Given that the preterm infants died after birth, we cannot exclude the possibility of postnatal factors affecting the results, such as mechanical ventilation, medication administration, hypoxia, and other unknown factors. The general effect of illness in placing additional demands on the cardiovascular system could not be evaluated in this study, but it is likely to have had an effect and may have directly impacted cardiomyocyte growth. Carefully controlled animal studies, where the offspring remain in good health after birth, are now required to specifically investigate the direct effects of preterm birth, corticosteroid exposure, and factors in neonatal care on the growth of the preterm neonatal heart.

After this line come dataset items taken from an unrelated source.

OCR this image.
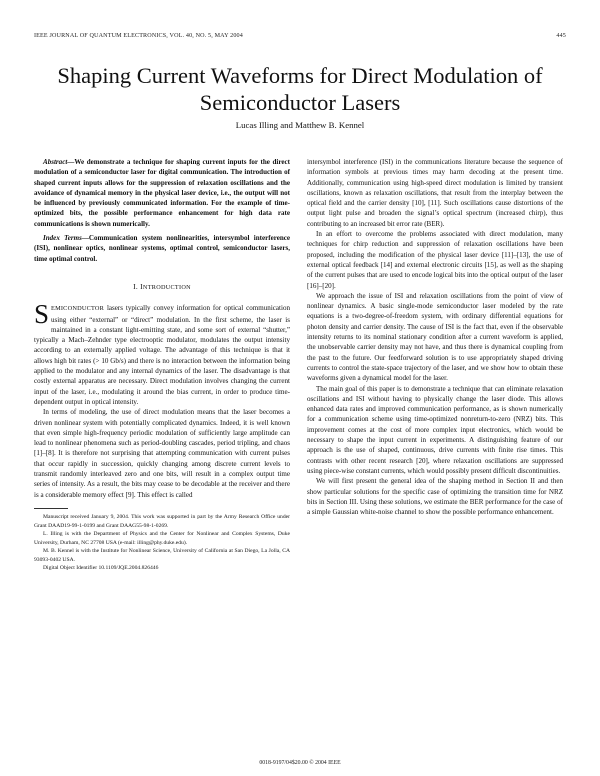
IEEE JOURNAL OF QUANTUM ELECTRONICS, VOL. 40, NO. 5, MAY 2004	445
Shaping Current Waveforms for Direct Modulation of Semiconductor Lasers
Lucas Illing and Matthew B. Kennel

Abstract—We demonstrate a technique for shaping current inputs for the direct modulation of a semiconductor laser for digital communication. The introduction of shaped current inputs allows for the suppression of relaxation oscillations and the avoidance of dynamical memory in the physical laser device, i.e., the output will not be influenced by previously communicated information. For the example of time-optimized bits, the possible performance enhancement for high data rate communications is shown numerically.

Index Terms—Communication system nonlinearities, intersymbol interference (ISI), nonlinear optics, nonlinear systems, optimal control, semiconductor lasers, time optimal control.

I. INTRODUCTION

SEMICONDUCTOR lasers typically convey information for optical communication using either “external” or “direct” modulation. In the first scheme, the laser is maintained in a constant light-emitting state, and some sort of external “shutter,” typically a Mach–Zehnder type electrooptic modulator, modulates the output intensity according to an externally applied voltage. The advantage of this technique is that it allows high bit rates (> 10 Gb/s) and there is no interaction between the information being applied to the modulator and any internal dynamics of the laser. The disadvantage is that costly external apparatus are necessary. Direct modulation involves changing the current input of the laser, i.e., modulating it around the bias current, in order to produce time-dependent output in optical intensity.

In terms of modeling, the use of direct modulation means that the laser becomes a driven nonlinear system with potentially complicated dynamics. Indeed, it is well known that even simple high-frequency periodic modulation of sufficiently large amplitude can lead to nonlinear phenomena such as period-doubling cascades, period tripling, and chaos [1]–[8]. It is therefore not surprising that attempting communication with current pulses that occur rapidly in succession, quickly changing among discrete current levels to transmit randomly interleaved zero and one bits, will result in a complex output time series of intensity. As a result, the bits may cease to be decodable at the receiver and there is a considerable memory effect [9]. This effect is called

Manuscript received January 9, 2004. This work was supported in part by the Army Research Office under Grant DAAD19-99-1-0199 and Grant DAAG55-98-1-0269.

L. Illing is with the Department of Physics and the Center for Nonlinear and Complex Systems, Duke University, Durham, NC 27708 USA (e-mail: illing@phy.duke.edu).

M. B. Kennel is with the Institute for Nonlinear Science, University of California at San Diego, La Jolla, CA 93093-0402 USA.

Digital Object Identifier 10.1109/JQE.2004.826446

intersymbol interference (ISI) in the communications literature because the sequence of information symbols at previous times may harm decoding at the present time. Additionally, communication using high-speed direct modulation is limited by transient oscillations, known as relaxation oscillations, that result from the interplay between the optical field and the carrier density [10], [11]. Such oscillations cause distortions of the output light pulse and broaden the signal’s optical spectrum (increased chirp), thus contributing to an increased bit error rate (BER).

In an effort to overcome the problems associated with direct modulation, many techniques for chirp reduction and suppression of relaxation oscillations have been proposed, including the modification of the physical laser device [11]–[13], the use of external optical feedback [14] and external electronic circuits [15], as well as the shaping of the current pulses that are used to encode logical bits into the optical output of the laser [16]–[20].

We approach the issue of ISI and relaxation oscillations from the point of view of nonlinear dynamics. A basic single-mode semiconductor laser modeled by the rate equations is a two-degree-of-freedom system, with ordinary differential equations for photon density and carrier density. The cause of ISI is the fact that, even if the observable intensity returns to its nominal stationary condition after a current waveform is applied, the unobservable carrier density may not have, and thus there is dynamical coupling from the past to the future. Our feedforward solution is to use appropriately shaped driving currents to control the state-space trajectory of the laser, and we show how to obtain these waveforms given a dynamical model for the laser.

The main goal of this paper is to demonstrate a technique that can eliminate relaxation oscillations and ISI without having to physically change the laser diode. This allows enhanced data rates and improved communication performance, as is shown numerically for a communication scheme using time-optimized nonreturn-to-zero (NRZ) bits. This improvement comes at the cost of more complex input electronics, which would be necessary to shape the input current in experiments. A distinguishing feature of our approach is the use of shaped, continuous, drive currents with finite rise times. This contrasts with other recent research [20], where relaxation oscillations are suppressed using piece-wise constant currents, which would possibly present difficult discontinuities.

We will first present the general idea of the shaping method in Section II and then show particular solutions for the specific case of optimizing the transition time for NRZ bits in Section III. Using these solutions, we estimate the BER performance for the case of a simple Gaussian white-noise channel to show the possible performance enhancement.

0018-9197/04$20.00 © 2004 IEEE
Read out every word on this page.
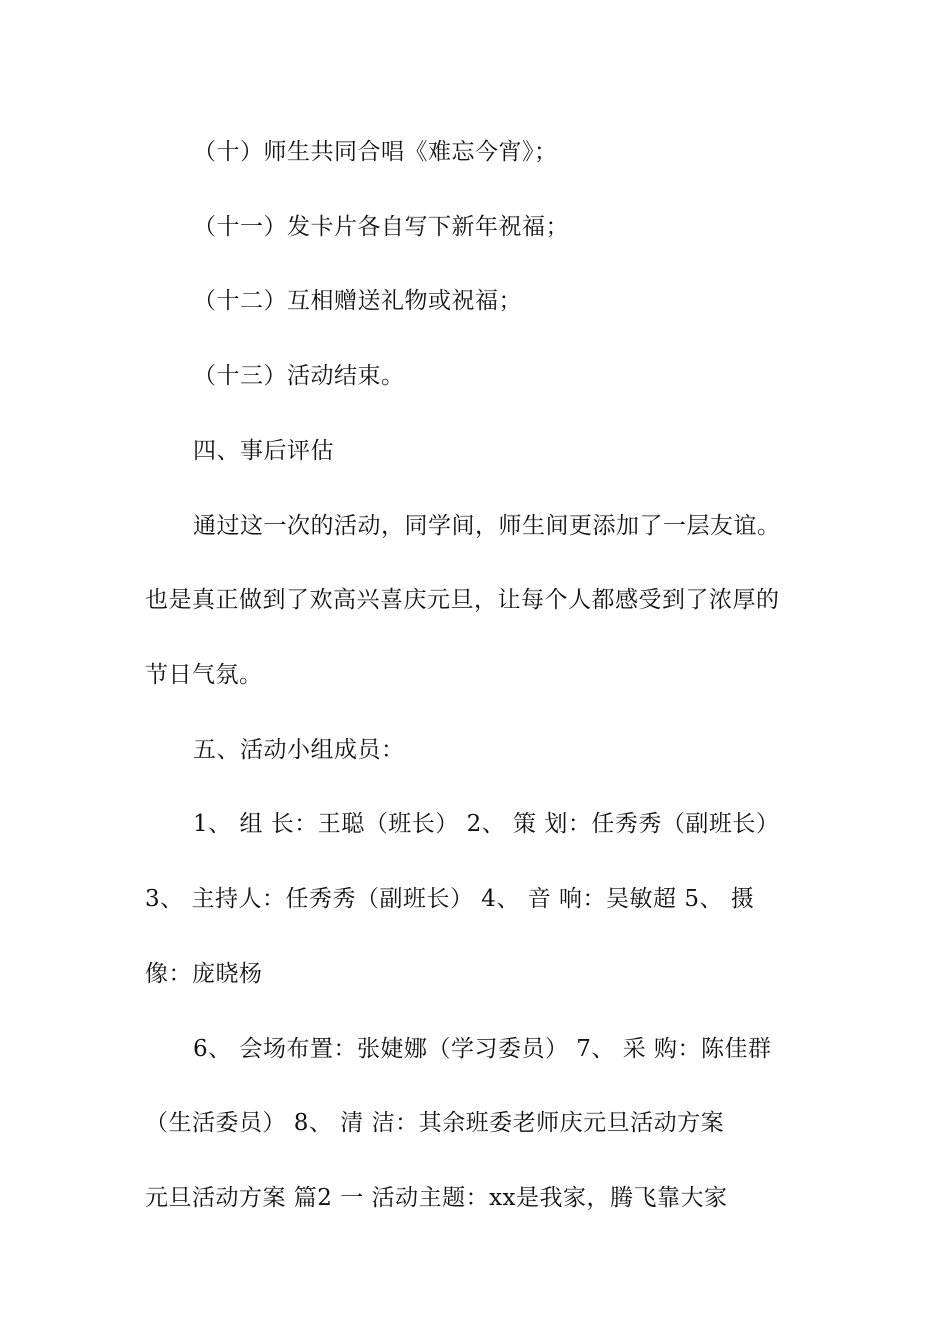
（十）师生共同合唱《难忘今宵》；
（十一）发卡片各自写下新年祝福；
（十二）互相赠送礼物或祝福；
（十三）活动结束。
四、事后评估
通过这一次的活动，同学间，师生间更添加了一层友谊。
也是真正做到了欢高兴喜庆元旦，让每个人都感受到了浓厚的
节日气氛。
五、活动小组成员：
1、 组 长：王聪（班长） 2、 策 划：任秀秀（副班长）
3、 主持人：任秀秀（副班长） 4、 音 响：吴敏超 5、 摄
像：庞晓杨
6、 会场布置：张婕娜（学习委员） 7、 采 购：陈佳群
（生活委员） 8、 清 洁：其余班委老师庆元旦活动方案
元旦活动方案 篇2 一 活动主题：xx是我家，腾飞靠大家
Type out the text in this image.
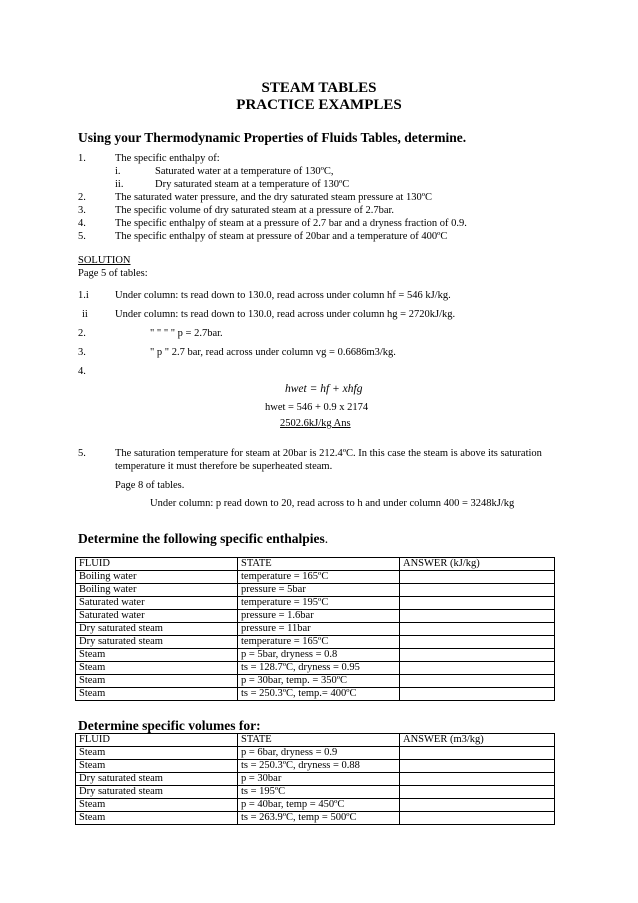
STEAM TABLES
PRACTICE EXAMPLES
Using your Thermodynamic Properties of Fluids Tables, determine.
1.	The specific enthalpy of:
i.	Saturated water at a temperature of 130ºC,
ii.	Dry saturated steam at a temperature of 130ºC
2.	The saturated water pressure, and the dry saturated steam pressure at 130ºC
3.	The specific volume of dry saturated steam at a pressure of 2.7bar.
4.	The specific enthalpy of steam at a pressure of 2.7 bar and a dryness fraction of 0.9.
5.	The specific enthalpy of steam at pressure of 20bar and a temperature of 400ºC
SOLUTION
Page 5 of tables:
1.i Under column: ts read down to 130.0, read across under column hf = 546 kJ/kg.
ii	Under column: ts read down to 130.0, read across under column hg = 2720kJ/kg.
2.	" " " " p = 2.7bar.
3.	" p " 2.7 bar, read across under column vg = 0.6686m3/kg.
4.
hwet = hf + xhfg
hwet = 546 + 0.9 x 2174
2502.6kJ/kg Ans
5.	The saturation temperature for steam at 20bar is 212.4ºC. In this case the steam is above its saturation
temperature it must therefore be superheated steam.
Page 8 of tables.
Under column: p read down to 20, read across to h and under column 400 = 3248kJ/kg
Determine the following specific enthalpies.
FLUID	STATE	ANSWER (kJ/kg)
Boiling water	temperature = 165ºC	
Boiling water	pressure = 5bar	
Saturated water	temperature = 195ºC	
Saturated water	pressure = 1.6bar	
Dry saturated steam	pressure = 11bar	
Dry saturated steam	temperature = 165ºC	
Steam	p = 5bar, dryness = 0.8	
Steam	ts = 128.7ºC, dryness = 0.95	
Steam	p = 30bar, temp. = 350ºC	
Steam	ts = 250.3ºC, temp.= 400ºC	
Determine specific volumes for:
FLUID	STATE	ANSWER (m3/kg)
Steam	p = 6bar, dryness = 0.9	
Steam	ts = 250.3ºC, dryness = 0.88	
Dry saturated steam	p = 30bar	
Dry saturated steam	ts = 195ºC	
Steam	p = 40bar, temp = 450ºC	
Steam	ts = 263.9ºC, temp = 500ºC	
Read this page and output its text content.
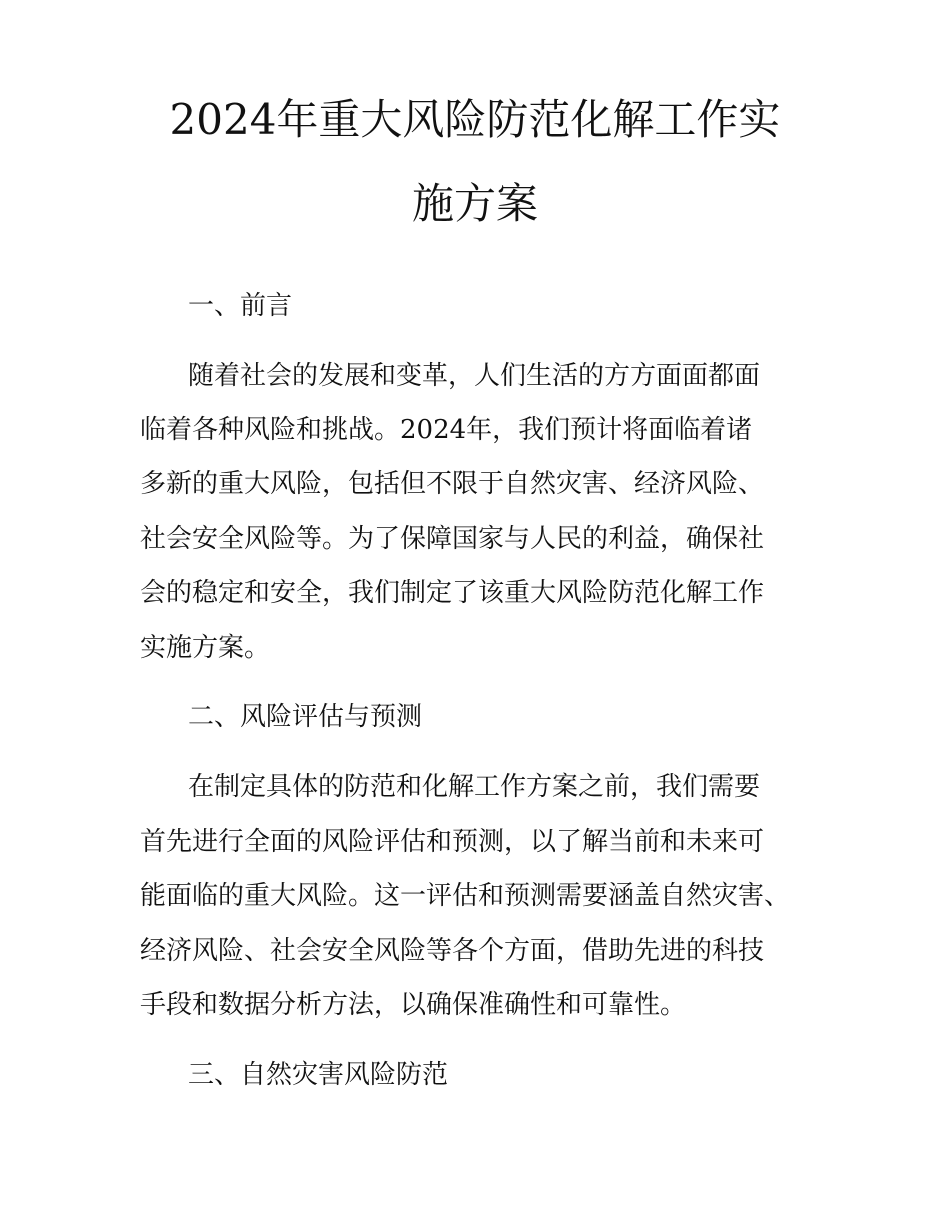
2024年重大风险防范化解工作实
施方案
一、前言
随着社会的发展和变革，人们生活的方方面面都面
临着各种风险和挑战。2024年，我们预计将面临着诸
多新的重大风险，包括但不限于自然灾害、经济风险、
社会安全风险等。为了保障国家与人民的利益，确保社
会的稳定和安全，我们制定了该重大风险防范化解工作
实施方案。
二、风险评估与预测
在制定具体的防范和化解工作方案之前，我们需要
首先进行全面的风险评估和预测，以了解当前和未来可
能面临的重大风险。这一评估和预测需要涵盖自然灾害、
经济风险、社会安全风险等各个方面，借助先进的科技
手段和数据分析方法，以确保准确性和可靠性。
三、自然灾害风险防范
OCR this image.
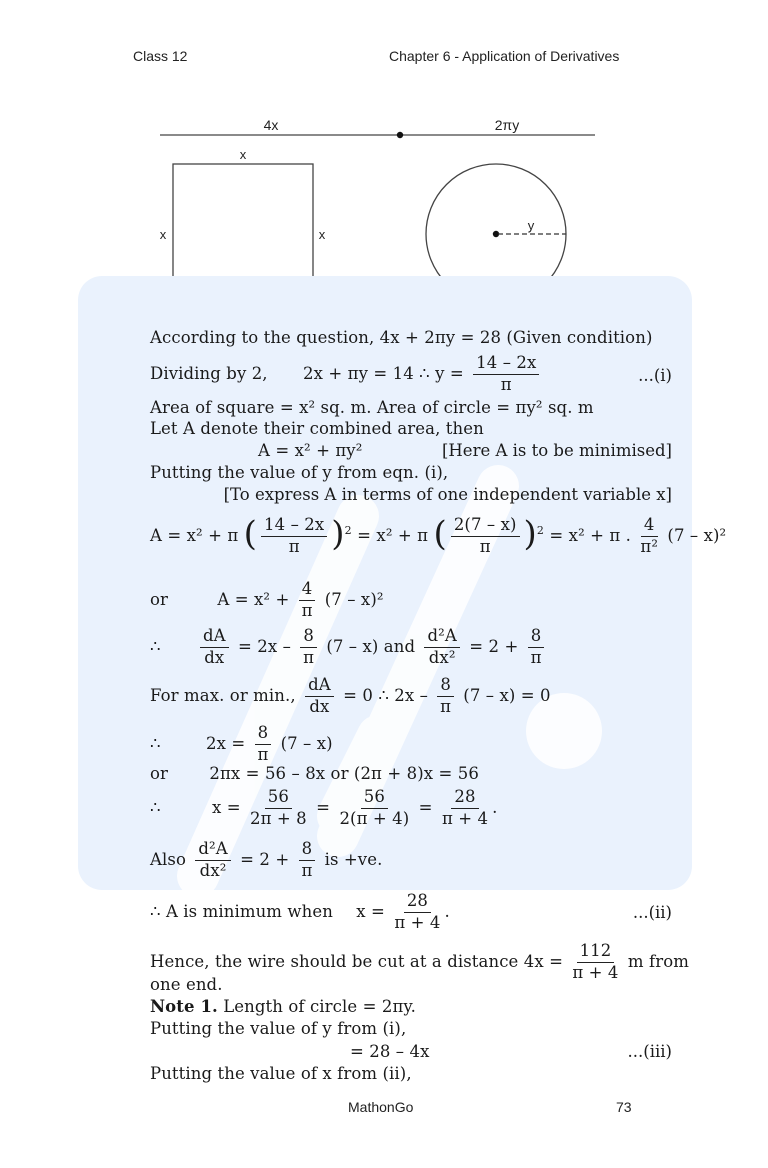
Class 12	Chapter 6 - Application of Derivatives
4x	2πy
x
x	x
y
According to the question, 4x + 2πy = 28 (Given condition)
Dividing by 2, 2x + πy = 14 ∴ $y = \frac{14 - 2x}{\pi}$	...(i)
Area of square = x² sq. m. Area of circle = πy² sq. m
Let A denote their combined area, then
A = x² + πy²	[Here A is to be minimised]
Putting the value of y from eqn. (i),
[To express A in terms of one independent variable x]
A = x² + π ( $\frac{14 - 2x}{\pi} )^2 = x^2 + \pi$ ( $\frac{2(7 - x)}{\pi} )^2 = x^2 + \pi$ . $\frac{4}{\text{π²}} (7 - x)^2$
or	$A = x^2 + \frac{4}{\pi} (7 - x)^2$
∴ $\frac{dA}{dx} = 2x - \frac{8}{\pi} (7 - x)$ and $\frac{\text{d²A}}{\text{dx²}} = 2 + \frac{8}{\pi}$
For max. or min., $\frac{dA}{dx} = 0$ ∴ $2x - \frac{8}{\pi} (7 - x) = 0$
∴	$2x = \frac{8}{\pi} (7 - x)$
or	2πx = 56 – 8x or (2π + 8)x = 56
∴	$x = \frac{56}{2\pi + 8} = \frac{56}{2(\pi + 4)} = \frac{28}{\pi + 4}$ .
Also $\frac{\text{d²A}}{\text{dx²}} = 2 + \frac{8}{\pi}$ is +ve.
∴ A is minimum when $x = \frac{28}{\pi + 4}$ .	...(ii)
Hence, the wire should be cut at a distance $4x = \frac{112}{\pi + 4}$ m from
one end.
Note 1. Length of circle = 2πy.
Putting the value of y from (i),
= 28 – 4x	...(iii)
Putting the value of x from (ii),
MathonGo	73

The abrupt cessation of cardiomyocyte proliferation as a result of preterm birth is likely to have a significant impact on cardiomyocyte endowment throughout life, with the greatest impact likely to be in the earliest-born preterm infants. An infant born extremely preterm that has early cessation of proliferation in a high proportion of cardiomyocytes much earlier in life than normal will need to undergo more extensive cardiac remodeling (cardiomyocyte hypertrophy, extracellular matrix deposition) to achieve a normal cardiac mass than an infant born moderately preterm. It is also important to emphasize that the changes we observed were not confined to extremely and very preterm infants, but also included moderately preterm infants. The results of our study suggest that even moderately preterm babies have an abnormal cardiomyocyte proliferation trajectory and the cardiac growth of these individuals in the neonatal period must therefore be considered as quite different to the cardiac development and maturation of individuals born at term. Hence, the findings of this study have major clinical implications and highlight the need for clinicians to consider preterm birth as a risk factor for adult cardiovascular disease. Indeed, a reduced complement of cardiomyocytes at the beginning of life will likely adversely impact on lifelong cardiac functional reserve and on the reparative and adaptive abilities of the myocardium and may provide a plausible explanation for the recently observed increased incidence of heart failure in children and adolescents born very and extremely preterm (10). Hence, this is a critical area for future research. It may be prudent for clinicians to consider periodic echocardiographic examinations of adults born preterm to monitor cardiac performance and potentially intervene early, as this group may be at greater risk of cardiovascular disease at an earlier age than adults born at term.

Conclusion

Our findings clearly show that following preterm birth, there is a reduction in the proliferation of cardiomyocytes in the neonate, and therefore suggest that preterm birth and/or associated factors such as corticosteroid exposure may be detrimental to the development of the human myocardium. However, given that the preterm infants were in ill-health following preterm birth, carefully controlled animal studies are required to elucidate the mechanisms. Reduced cardiomyocyte proliferation is expected to reduce the final number of cardiomyocytes, which is consistent with recent studies showing that the growth and structure of the heart in adults born preterm are markedly different from those born at term. Taken together, the recent findings suggest that individuals born preterm may be at heightened risk of cardiovascular disease. Our study highlights the need for further investigation into how preterm birth and clinical interventions surrounding preterm birth impact the long-term cellular structure of the heart; such information is necessary given that the first survivors of extremely preterm birth are now reaching adulthood.